Effect of Repeal on Individual Market. Repeal of the unpopular individual mandate  is expected to further weaken the individual health insurance market, which was already under siege. See our Update #10 here. The repeal is projected by the CBO to save hundreds of millions of tax dollars by reducing subsidies and Medicaid costs due to large numbers of individuals going without insurance. On the other hand, repeal of the ACA’s “stick” is only part of the equation; as long as premium subsidies remain in place, millions will still find Exchange coverage attractive, even if the lack of a mandate causes premium increases. Some states are reportedly looking at adopting their own individual mandates, like Massachusetts has. In any case, the greatest increase in coverage under the ACA has been from expanded Medicaid coverage, now adopted by 32 states. Maine adopted expanded Medicaid coverage by voter initiative and other states like Idaho may do the same in 2018.

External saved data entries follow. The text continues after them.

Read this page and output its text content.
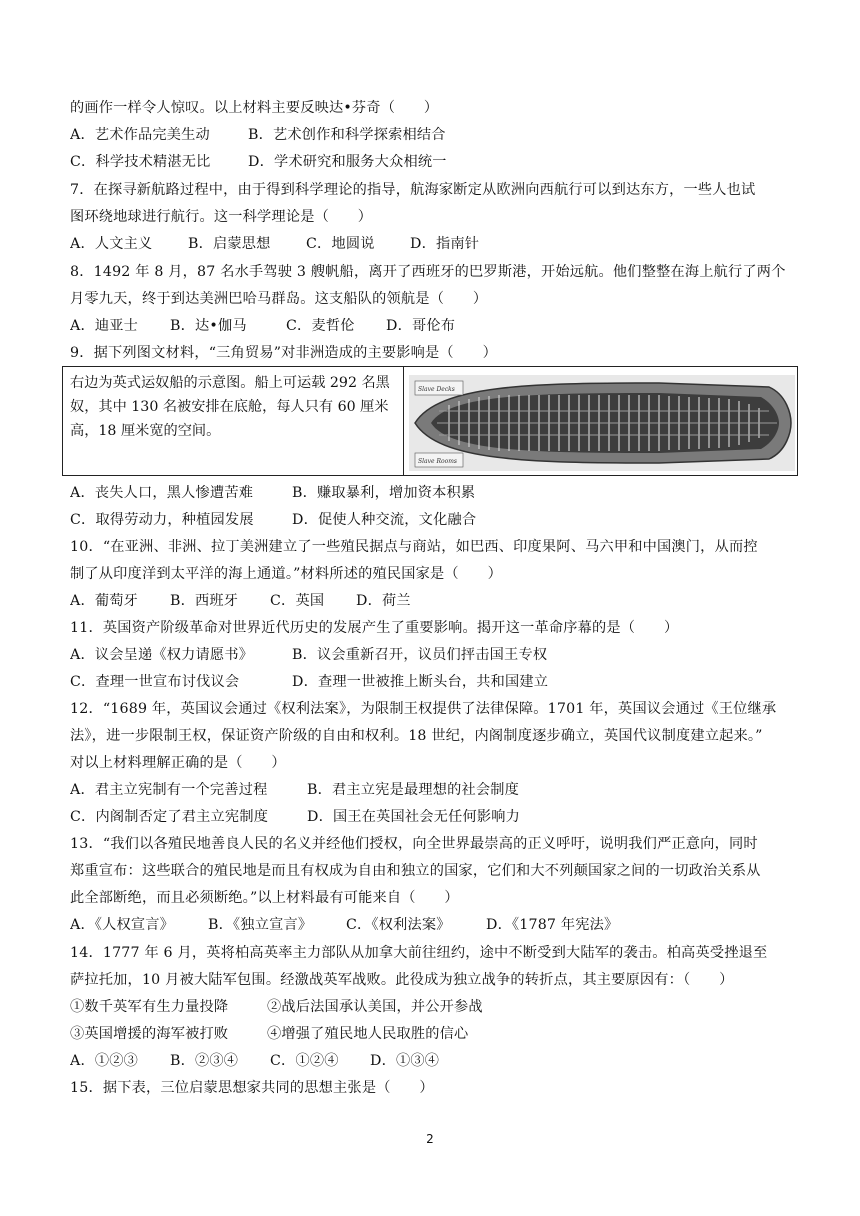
的画作一样令人惊叹。以上材料主要反映达•芬奇（　　）
A．艺术作品完美生动	B．艺术创作和科学探索相结合
C．科学技术精湛无比	D．学术研究和服务大众相统一
7．在探寻新航路过程中，由于得到科学理论的指导，航海家断定从欧洲向西航行可以到达东方，一些人也试
图环绕地球进行航行。这一科学理论是（　　）
A．人文主义	B．启蒙思想 C．地圆说 D．指南针
8．1492 年 8 月，87 名水手驾驶 3 艘帆船，离开了西班牙的巴罗斯港，开始远航。他们整整在海上航行了两个
月零九天，终于到达美洲巴哈马群岛。这支船队的领航是（　　）
A．迪亚士 B．达•伽马	C．麦哲伦 D．哥伦布
9．据下列图文材料，“三角贸易”对非洲造成的主要影响是（　　）
右边为英式运奴船的示意图。船上可运载 292 名黑奴，其中 130 名被安排在底舱，每人只有 60 厘米高，18 厘米宽的空间。
Slave Decks
Slave Rooms
A．丧失人口，黑人惨遭苦难	B．赚取暴利，增加资本积累
C．取得劳动力，种植园发展	D．促使人种交流，文化融合
10．“在亚洲、非洲、拉丁美洲建立了一些殖民据点与商站，如巴西、印度果阿、马六甲和中国澳门，从而控
制了从印度洋到太平洋的海上通道。”材料所述的殖民国家是（　　）
A．葡萄牙 B．西班牙 C．英国 D．荷兰
11．英国资产阶级革命对世界近代历史的发展产生了重要影响。揭开这一革命序幕的是（　　）
A．议会呈递《权力请愿书》	B．议会重新召开，议员们抨击国王专权
C．查理一世宣布讨伐议会	D．查理一世被推上断头台，共和国建立
12．“1689 年，英国议会通过《权利法案》，为限制王权提供了法律保障。1701 年，英国议会通过《王位继承
法》，进一步限制王权，保证资产阶级的自由和权利。18 世纪，内阁制度逐步确立，英国代议制度建立起来。”
对以上材料理解正确的是（　　）
A．君主立宪制有一个完善过程	B．君主立宪是最理想的社会制度
C．内阁制否定了君主立宪制度	D．国王在英国社会无任何影响力
13．“我们以各殖民地善良人民的名义并经他们授权，向全世界最崇高的正义呼吁，说明我们严正意向，同时
郑重宣布：这些联合的殖民地是而且有权成为自由和独立的国家，它们和大不列颠国家之间的一切政治关系从
此全部断绝，而且必须断绝。”以上材料最有可能来自（　　）
A．《人权宣言》 B．《独立宣言》 C．《权利法案》 D．《1787 年宪法》
14．1777 年 6 月，英将柏高英率主力部队从加拿大前往纽约，途中不断受到大陆军的袭击。柏高英受挫退至
萨拉托加，10 月被大陆军包围。经激战英军战败。此役成为独立战争的转折点，其主要原因有：（　　）
①数千英军有生力量投降	②战后法国承认美国，并公开参战
③英国增援的海军被打败	④增强了殖民地人民取胜的信心
A．①②③ B．②③④ C．①②④ D．①③④
15．据下表，三位启蒙思想家共同的思想主张是（　　）
2
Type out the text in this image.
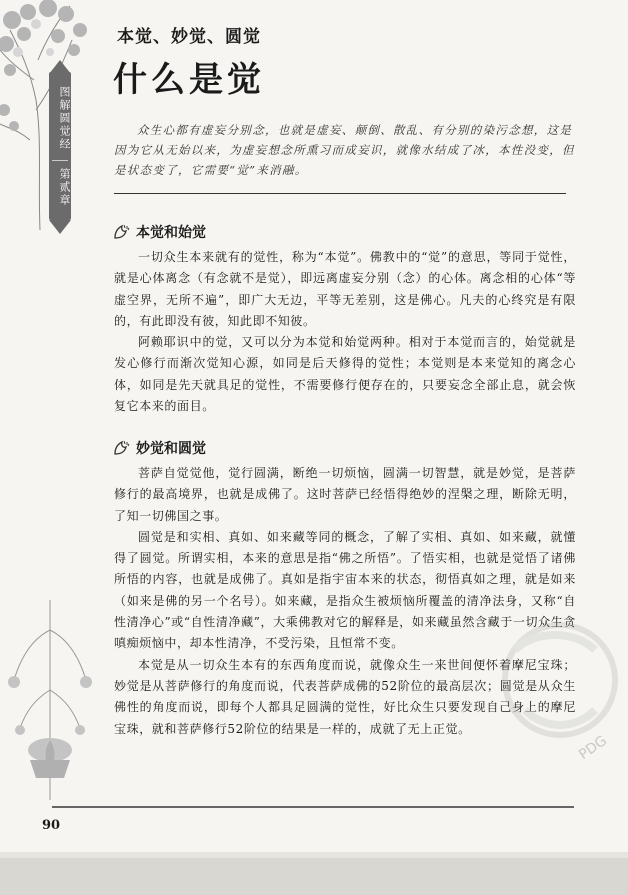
图解圆觉经
第贰章
本觉、妙觉、圆觉
什么是觉
众生心都有虚妄分别念，也就是虚妄、颠倒、散乱、有分别的染污念想，这是因为它从无始以来，为虚妄想念所熏习而成妄识，就像水结成了冰，本性没变，但是状态变了，它需要“觉”来消融。
本觉和始觉

一切众生本来就有的觉性，称为“本觉”。佛教中的“觉”的意思，等同于觉性，就是心体离念（有念就不是觉），即远离虚妄分别（念）的心体。离念相的心体“等虚空界，无所不遍”，即广大无边，平等无差别，这是佛心。凡夫的心终究是有限的，有此即没有彼，知此即不知彼。

阿赖耶识中的觉，又可以分为本觉和始觉两种。相对于本觉而言的，始觉就是发心修行而渐次觉知心源，如同是后天修得的觉性；本觉则是本来觉知的离念心体，如同是先天就具足的觉性，不需要修行便存在的，只要妄念全部止息，就会恢复它本来的面目。

妙觉和圆觉

菩萨自觉觉他，觉行圆满，断绝一切烦恼，圆满一切智慧，就是妙觉，是菩萨修行的最高境界，也就是成佛了。这时菩萨已经悟得绝妙的涅槃之理，断除无明，了知一切佛国之事。

圆觉是和实相、真如、如来藏等同的概念，了解了实相、真如、如来藏，就懂得了圆觉。所谓实相，本来的意思是指“佛之所悟”。了悟实相，也就是觉悟了诸佛所悟的内容，也就是成佛了。真如是指宇宙本来的状态，彻悟真如之理，就是如来（如来是佛的另一个名号）。如来藏，是指众生被烦恼所覆盖的清净法身，又称“自性清净心”或“自性清净藏”，大乘佛教对它的解释是，如来藏虽然含藏于一切众生贪嗔痴烦恼中，却本性清净，不受污染，且恒常不变。

本觉是从一切众生本有的东西角度而说，就像众生一来世间便怀着摩尼宝珠；妙觉是从菩萨修行的角度而说，代表菩萨成佛的52阶位的最高层次；圆觉是从众生佛性的角度而说，即每个人都具足圆满的觉性，好比众生只要发现自己身上的摩尼宝珠，就和菩萨修行52阶位的结果是一样的，成就了无上正觉。

PDG
90
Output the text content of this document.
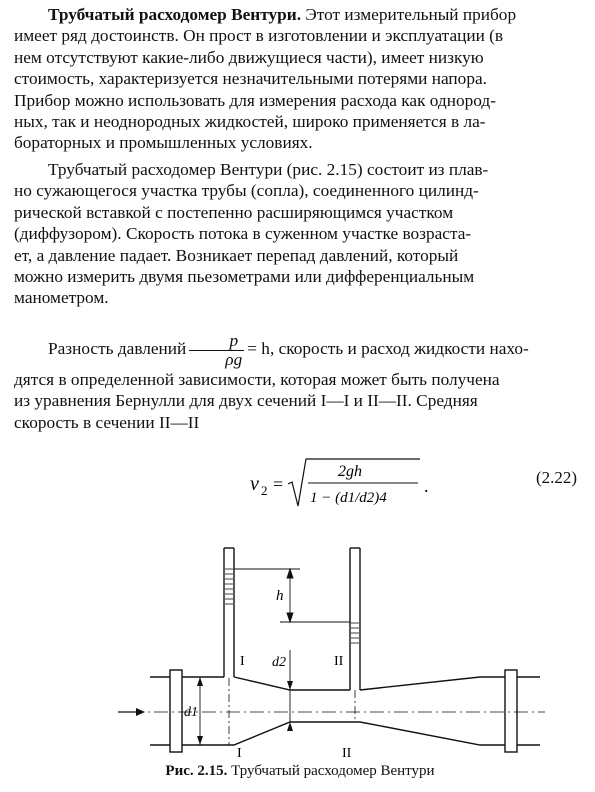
Трубчатый расходомер Вентури. Этот измерительный прибор
имеет ряд достоинств. Он прост в изготовлении и эксплуатации (в
нем отсутствуют какие-либо движущиеся части), имеет низкую
стоимость, характеризуется незначительными потерями напора.
Прибор можно использовать для измерения расхода как однород-
ных, так и неоднородных жидкостей, широко применяется в ла-
бораторных и промышленных условиях.
Трубчатый расходомер Вентури (рис. 2.15) состоит из плав-
но сужающегося участка трубы (сопла), соединенного цилинд-
рической вставкой с постепенно расширяющимся участком
(диффузором). Скорость потока в суженном участке возраста-
ет, а давление падает. Возникает перепад давлений, который
можно измерить двумя пьезометрами или дифференциальным
манометром.
Разность давлений $\frac{p}{\rho g} = h$, скорость и расход жидкости нахо-
дятся в определенной зависимости, которая может быть получена
из уравнения Бернулли для двух сечений I—I и II—II. Средняя
скорость в сечении II—II
v 2 =
2gh
1 − (d1/d2)4
.	(2.22)
h
d1
d2
I
I
II
II
Рис. 2.15. Трубчатый расходомер Вентури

Update #12: Distribution Deadline for Employer Form 1095-C for 2017 Extended

01.10.18 – By Jeff Belfiglio

As it did last year, the IRS has again extended the date that employer Form 1095-C reports need to be distributed to employees. For 2017 reports, the deadline is now March 2, 2018, but the deadline for filing the reports with the IRS is still February 28, 2018 (not e-filing) or April 2, 2018 (e-filing).

The new Tax Cuts and Jobs Act (TCJA) that eliminates the individual mandate effective 2019 did not eliminate the employer mandate and reporting requirements. But employers got partial relief from the distribution deadline for employer Form 1095-C. The IRS extended the due date to provide Form 1095-C (or 1095-B for an insured plan) to employees from January 31 until March 2, 2018. Review the Notice 2018-06 here. This is similar to the extension granted last year. See Update #1 of our ACA advisory series here.

The IRS did not extend the date for filing the returns with the IRS, which remains February 28, 2018 if not filing electronically, or April 2, 2018 if filing electronically. That deadline can automatically be extended 30 days by filing Form 8809.

Lastly, the IRS extended the “good faith” transition relief from penalties for an employer’s failure to provide complete or correct returns. So, as in 2017, employers who provide the returns to employees and file them on time, even if they are not perfect, can claim the transition relief from penalties.